Talk about a shock. A retired electrician from southern France has broken 40 years of silence to reveal he owns 271 previously unknown art works by Pablo Picasso–and as a result now finds himself charged by the painter’s estate for illegal possession of an artistic treasure trove valued at around $79 million.

French daily Libération revealed Monday that 71 year-old Pierre Le Guennec contacted Picasso’s son, Claude, earlier this year to have his collection of notebooks, lithographs, water colors, and cubist paintings authenticated as genuine Picassos. The works, Le Guennec said, were gifts the great artist had given him in exchange for electrical work he’d done during the 1960s in Picasso’s various Côte d’Azur residences. At first dubious of Le Guennec’s claims, Claude Picasso became convinced upon seeing the works that they were indeed done by his father, and eventually filed charges of illicit receipt of property. Based on that, French police raided Le Guennec’s home in October, and impounded art work found there—most of it dating back to 1900-1932.

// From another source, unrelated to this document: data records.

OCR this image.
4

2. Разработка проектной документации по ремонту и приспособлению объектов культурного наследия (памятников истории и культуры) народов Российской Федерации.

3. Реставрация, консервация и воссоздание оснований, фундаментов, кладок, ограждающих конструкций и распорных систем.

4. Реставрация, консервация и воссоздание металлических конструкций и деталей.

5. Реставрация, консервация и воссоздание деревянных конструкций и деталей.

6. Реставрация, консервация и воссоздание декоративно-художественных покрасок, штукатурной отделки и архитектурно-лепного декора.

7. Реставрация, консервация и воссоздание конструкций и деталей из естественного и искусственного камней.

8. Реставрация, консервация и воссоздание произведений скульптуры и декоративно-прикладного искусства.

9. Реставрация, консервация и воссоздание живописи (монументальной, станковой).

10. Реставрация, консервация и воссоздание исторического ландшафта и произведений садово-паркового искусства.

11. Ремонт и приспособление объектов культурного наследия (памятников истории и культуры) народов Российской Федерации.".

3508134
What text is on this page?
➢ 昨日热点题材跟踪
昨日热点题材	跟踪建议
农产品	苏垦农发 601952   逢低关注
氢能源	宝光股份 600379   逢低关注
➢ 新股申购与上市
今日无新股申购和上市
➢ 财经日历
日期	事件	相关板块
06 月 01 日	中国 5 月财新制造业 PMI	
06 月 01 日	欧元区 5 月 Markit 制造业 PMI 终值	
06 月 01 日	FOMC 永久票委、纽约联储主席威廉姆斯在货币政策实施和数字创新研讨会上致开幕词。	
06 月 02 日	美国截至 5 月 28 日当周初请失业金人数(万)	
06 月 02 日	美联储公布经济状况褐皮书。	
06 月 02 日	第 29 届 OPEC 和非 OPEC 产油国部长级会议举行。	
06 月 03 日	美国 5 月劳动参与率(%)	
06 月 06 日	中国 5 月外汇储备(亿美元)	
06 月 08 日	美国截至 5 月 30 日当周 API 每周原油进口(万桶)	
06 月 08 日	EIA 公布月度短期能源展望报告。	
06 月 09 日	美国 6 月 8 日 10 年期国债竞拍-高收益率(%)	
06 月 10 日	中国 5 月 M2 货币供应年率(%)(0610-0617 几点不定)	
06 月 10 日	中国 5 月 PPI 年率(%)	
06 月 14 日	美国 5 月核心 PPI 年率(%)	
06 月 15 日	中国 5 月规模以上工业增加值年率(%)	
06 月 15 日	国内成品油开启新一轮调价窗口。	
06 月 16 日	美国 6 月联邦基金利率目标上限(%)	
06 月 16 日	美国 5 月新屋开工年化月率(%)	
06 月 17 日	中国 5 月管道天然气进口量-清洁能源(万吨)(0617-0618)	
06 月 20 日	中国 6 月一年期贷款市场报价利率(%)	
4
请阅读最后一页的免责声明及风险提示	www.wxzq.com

(See pictures of Picasso paintings.)

Le Guennec remains astonished by the reaction to his efforts to have the unknown works certified, and is outraged at being accused of pinching objects he says he came into as gifts. Claude Picasso retorts by citing his father’s possessiveness of his creations–which he seldom gave away, and even then frequently bought back. The younger Picasso also notes Le Guennec’s collection are all unsigned (thus the need for certification), a detail his father never neglected when he did give his creations as gifts in order to authenticate them and enhance their value.

(See pictures of Paris.)

The courts will now decide if the former electrician pilfered the objects from Picasso’s homes at alleged, or is instead victim of false accusation by the painter’s son, and thereby their legitimate owner. Either way, Picasso lovers will doubtless get a big charge in learning they may soon get to see over 270 works by their hero that no one even suspected existed before now.